Bill Review Companies – A Hot Topic in Risk Management
The Bill review companies and their PPO or MPN network created a large amount of positive buzz until recently. Some have come into question over the past few months.
One of the most popular requests we receive is to analyze an employer’s Workers Comp Preferred Provider network (PPO) and bill review charges. This is usually an add-on service to some of our other review offerings.

Bill review and medical network charges are becoming hot topics of discussions between Risk Managers various public and private employers. Bill reviews are usually based on the existence of a fee schedule in a certain state.
The different types of charges for fee schedule states are based on:
- Header or per bill fee
- Fee per line processed
- % of savings
- Network – PPO Fee
- Combinations of the first four
Risk managers for self insured public entities are now even breaking out bill review and medical network charges separately from the TPA fees.
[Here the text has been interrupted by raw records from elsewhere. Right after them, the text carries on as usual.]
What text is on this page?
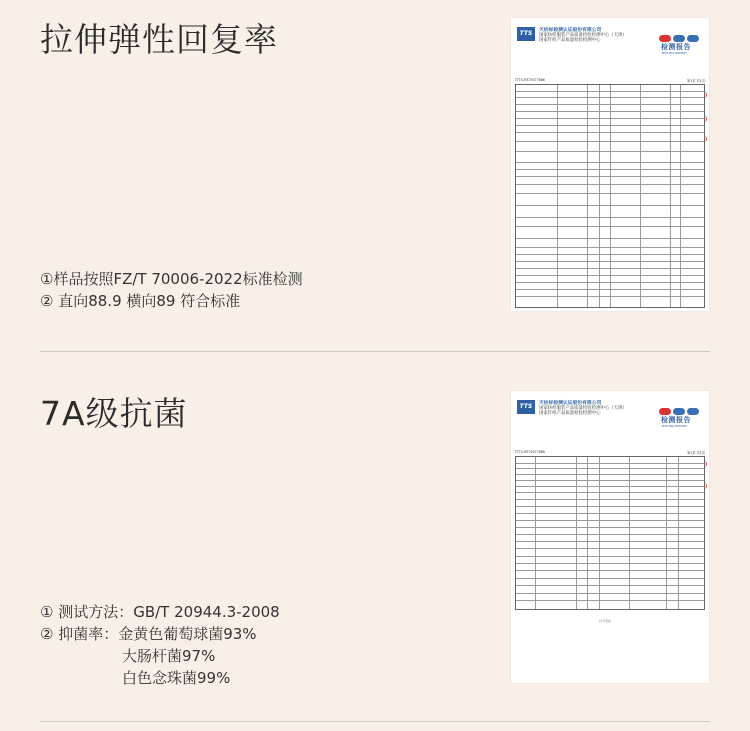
拉伸弹性回复率
①样品按照FZ/T 70006-2022标准检测
② 直向88.9 横向89 符合标准
TTS	天纺标检测认证股份有限公司
国家纺织服装产品质量检验检测中心（天津）
国家针织产品质量检验检测中心
检测报告
TESTING REPORT
TTTS-MT25077886	第1页 共1页
7A级抗菌
① 测试方法：GB/T 20944.3-2008
② 抑菌率：金黄色葡萄球菌93%
大肠杆菌97%
白色念珠菌99%
TTS	天纺标检测认证股份有限公司
国家纺织服装产品质量检验检测中心（天津）
国家针织产品质量检验检测中心
检测报告
TESTING REPORT
TTTS-MT25077886	第1页 共1页
以下空白
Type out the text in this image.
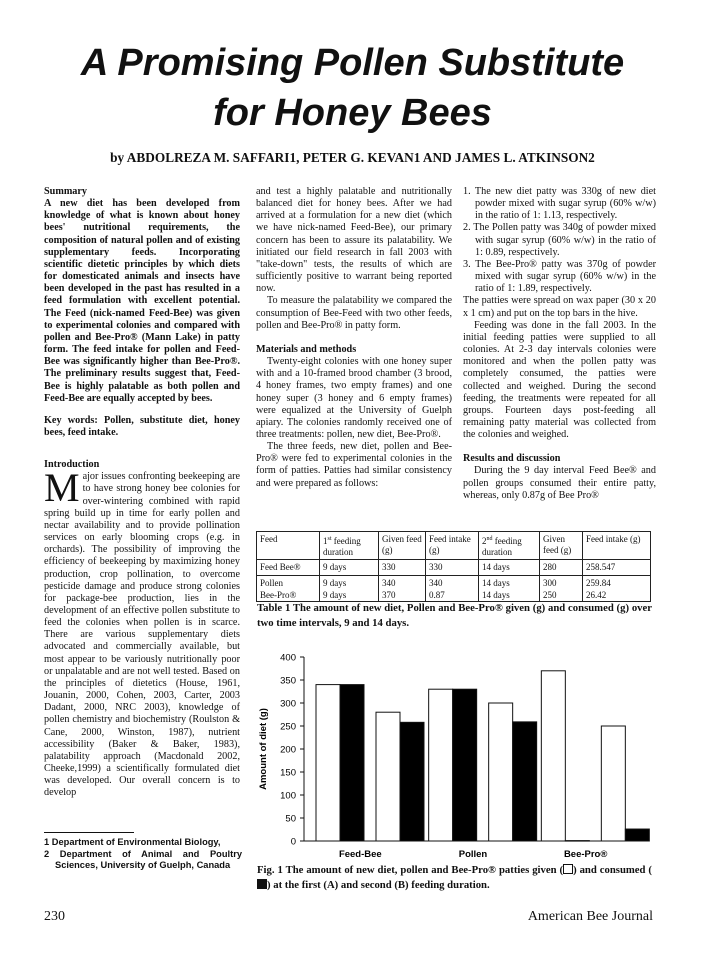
A Promising Pollen Substitute
for Honey Bees
by ABDOLREZA M. SAFFARI1, PETER G. KEVAN1 AND JAMES L. ATKINSON2
Summary

A new diet has been developed from knowledge of what is known about honey bees' nutritional requirements, the composition of natural pollen and of existing supplementary feeds. Incorporating scientific dietetic principles by which diets for domesticated animals and insects have been developed in the past has resulted in a feed formulation with excellent potential. The Feed (nick-named Feed-Bee) was given to experimental colonies and compared with pollen and Bee-Pro® (Mann Lake) in patty form. The feed intake for pollen and Feed-Bee was significantly higher than Bee-Pro®. The preliminary results suggest that, Feed-Bee is highly palatable as both pollen and Feed-Bee are equally accepted by bees.

Key words: Pollen, substitute diet, honey bees, feed intake.

Introduction

Major issues confronting beekeeping are to have strong honey bee colonies for over-wintering combined with rapid spring build up in time for early pollen and nectar availability and to provide pollination services on early blooming crops (e.g. in orchards). The possibility of improving the efficiency of beekeeping by maximizing honey production, crop pollination, to overcome pesticide damage and produce strong colonies for package-bee production, lies in the development of an effective pollen substitute to feed the colonies when pollen is in scarce. There are various supplementary diets advocated and commercially available, but most appear to be variously nutritionally poor or unpalatable and are not well tested. Based on the principles of dietetics (House, 1961, Jouanin, 2000, Cohen, 2003, Carter, 2003 Dadant, 2000, NRC 2003), knowledge of pollen chemistry and biochemistry (Roulston & Cane, 2000, Winston, 1987), nutrient accessibility (Baker & Baker, 1983), palatability approach (Macdonald 2002, Cheeke,1999) a scientifically formulated diet was developed. Our overall concern is to develop

1 Department of Environmental Biology,
2 Department of Animal and Poultry Sciences, University of Guelph, Canada

and test a highly palatable and nutritionally balanced diet for honey bees. After we had arrived at a formulation for a new diet (which we have nick-named Feed-Bee), our primary concern has been to assure its palatability. We initiated our field research in fall 2003 with "take-down" tests, the results of which are sufficiently positive to warrant being reported now.

To measure the palatability we compared the consumption of Bee-Feed with two other feeds, pollen and Bee-Pro® in patty form.

Materials and methods

Twenty-eight colonies with one honey super with and a 10-framed brood chamber (3 brood, 4 honey frames, two empty frames) and one honey super (3 honey and 6 empty frames) were equalized at the University of Guelph apiary. The colonies randomly received one of three treatments: pollen, new diet, Bee-Pro®.

The three feeds, new diet, pollen and Bee-Pro® were fed to experimental colonies in the form of patties. Patties had similar consistency and were prepared as follows:

1. The new diet patty was 330g of new diet powder mixed with sugar syrup (60% w/w) in the ratio of 1: 1.13, respectively.

2. The Pollen patty was 340g of powder mixed with sugar syrup (60% w/w) in the ratio of 1: 0.89, respectively.

3. The Bee-Pro® patty was 370g of powder mixed with sugar syrup (60% w/w) in the ratio of 1: 1.89, respectively.

The patties were spread on wax paper (30 x 20 x 1 cm) and put on the top bars in the hive.

Feeding was done in the fall 2003. In the initial feeding patties were supplied to all colonies. At 2-3 day intervals colonies were monitored and when the pollen patty was completely consumed, the patties were collected and weighed. During the second feeding, the treatments were repeated for all groups. Fourteen days post-feeding all remaining patty material was collected from the colonies and weighed.

Results and discussion

During the 9 day interval Feed Bee® and pollen groups consumed their entire patty, whereas, only 0.87g of Bee Pro®

Feed	1st feeding duration	Given feed (g)	Feed intake (g)	2nd feeding duration	Given feed (g)	Feed intake (g)
Feed Bee®	9 days	330	330	14 days	280	258.547
Pollen	9 days	340	340	14 days	300	259.84
Bee-Pro®	9 days	370	0.87	14 days	250	26.42
Table 1 The amount of new diet, Pollen and Bee-Pro® given (g) and consumed (g) over two time intervals, 9 and 14 days.
0
50
100
150
200
250
300
350
400
Amount of diet (g)
Feed-Bee	Pollen	Bee-Pro®
Fig. 1 The amount of new diet, pollen and Bee-Pro® patties given ( ) and consumed () at the first (A) and second (B) feeding duration.
230	American Bee Journal
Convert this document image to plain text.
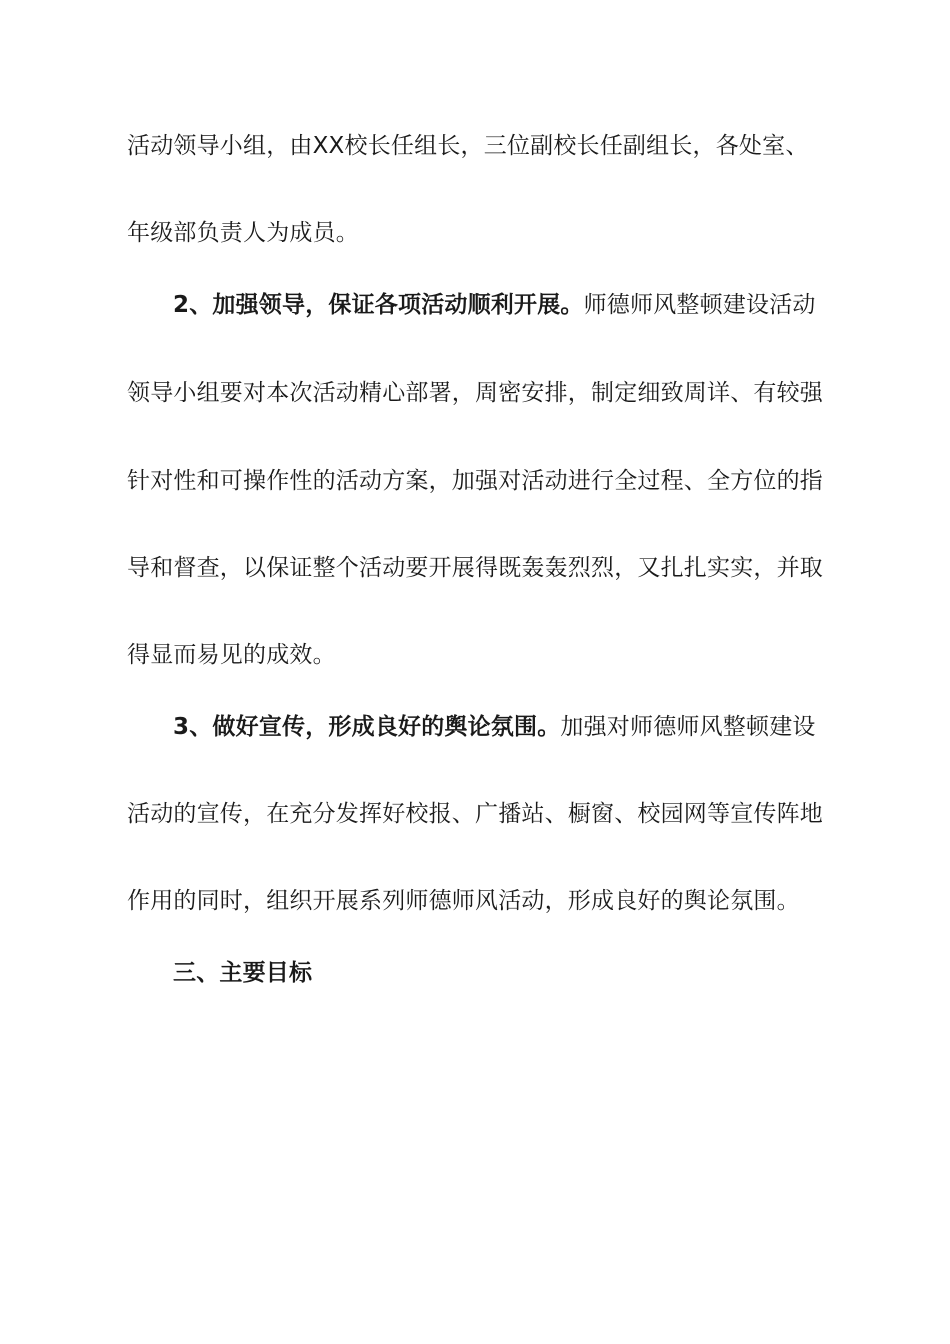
活动领导小组，由XX校长任组长，三位副校长任副组长，各处室、
年级部负责人为成员。
2、加强领导，保证各项活动顺利开展。师德师风整顿建设活动
领导小组要对本次活动精心部署，周密安排，制定细致周详、有较强
针对性和可操作性的活动方案，加强对活动进行全过程、全方位的指
导和督查，以保证整个活动要开展得既轰轰烈烈，又扎扎实实，并取
得显而易见的成效。
3、做好宣传，形成良好的舆论氛围。加强对师德师风整顿建设
活动的宣传，在充分发挥好校报、广播站、橱窗、校园网等宣传阵地
作用的同时，组织开展系列师德师风活动，形成良好的舆论氛围。
三、主要目标
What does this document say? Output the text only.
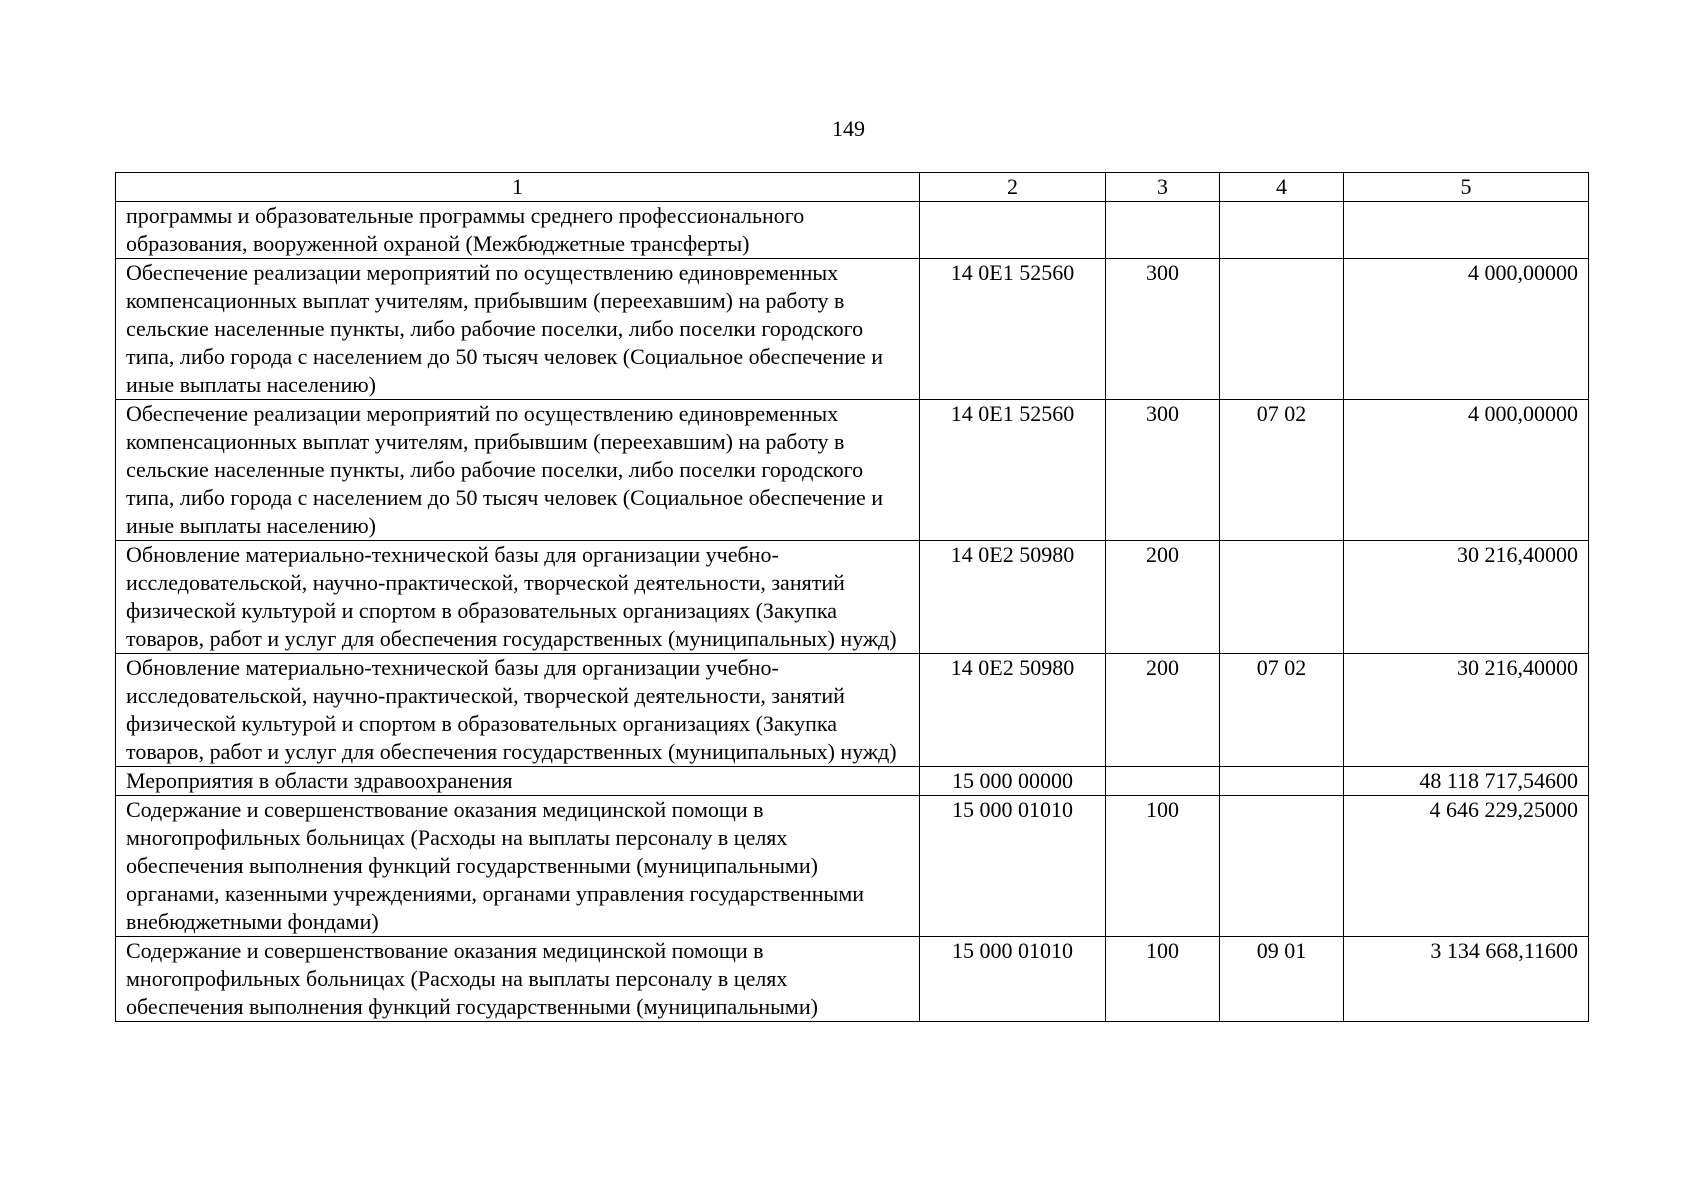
149
1	2	3	4	5
программы и образовательные программы среднего профессионального образования, вооруженной охраной (Межбюджетные трансферты)				
Обеспечение реализации мероприятий по осуществлению единовременных компенсационных выплат учителям, прибывшим (переехавшим) на работу в сельские населенные пункты, либо рабочие поселки, либо поселки городского типа, либо города с населением до 50 тысяч человек (Социальное обеспечение и иные выплаты населению)	14 0Е1 52560	300		4 000,00000
Обеспечение реализации мероприятий по осуществлению единовременных компенсационных выплат учителям, прибывшим (переехавшим) на работу в сельские населенные пункты, либо рабочие поселки, либо поселки городского типа, либо города с населением до 50 тысяч человек (Социальное обеспечение и иные выплаты населению)	14 0Е1 52560	300	07 02	4 000,00000
Обновление материально-технической базы для организации учебно-исследовательской, научно-практической, творческой деятельности, занятий физической культурой и спортом в образовательных организациях (Закупка товаров, работ и услуг для обеспечения государственных (муниципальных) нужд)	14 0Е2 50980	200		30 216,40000
Обновление материально-технической базы для организации учебно-исследовательской, научно-практической, творческой деятельности, занятий физической культурой и спортом в образовательных организациях (Закупка товаров, работ и услуг для обеспечения государственных (муниципальных) нужд)	14 0Е2 50980	200	07 02	30 216,40000
Мероприятия в области здравоохранения	15 000 00000			48 118 717,54600
Содержание и совершенствование оказания медицинской помощи в многопрофильных больницах (Расходы на выплаты персоналу в целях обеспечения выполнения функций государственными (муниципальными) органами, казенными учреждениями, органами управления государственными внебюджетными фондами)	15 000 01010	100		4 646 229,25000
Содержание и совершенствование оказания медицинской помощи в многопрофильных больницах (Расходы на выплаты персоналу в целях обеспечения выполнения функций государственными (муниципальными)	15 000 01010	100	09 01	3 134 668,11600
This may be a good idea in some cases as the mixture of TPA claim processing fees can be confusing.
Many risk managers are now beginning to bid the medical processing fees as a separate Request For Proposal (RFP) or at least allowing bill review and PPO networks to bid separately from the TPA claims processing bids.
There is sorely missed area in the evaluation of a bill processing company for WC and their associated networks. The provider effectiveness measurement is actually what most adjusters use and not whether a provider is in a certain network.
The targeted amount for most Workers Comp PPO’s is a reduction of 15% of the bottom line bill which is #4 on the above list. If one medical provider has a great history of returning workers to gainful employment, does the 15% reduction really matter?
A great surgeon for example may end up saving much more on the claim than the 15%. One of the most disconcerting things that we see in files is when the adjuster has NO decision on the medical provider as it is pre-chosen by the network and location. This removes all loss reduction strategies on the medical part of the file, which of course affects the indemnity part of the file.

The best of both worlds is to have the most efficient and effective medical provider for Workers Compensation be in the medical bill provider’s network. If the treating physician is able to return employees to work with no delays, the adjusters can keep the indemnity and medical reserves in check.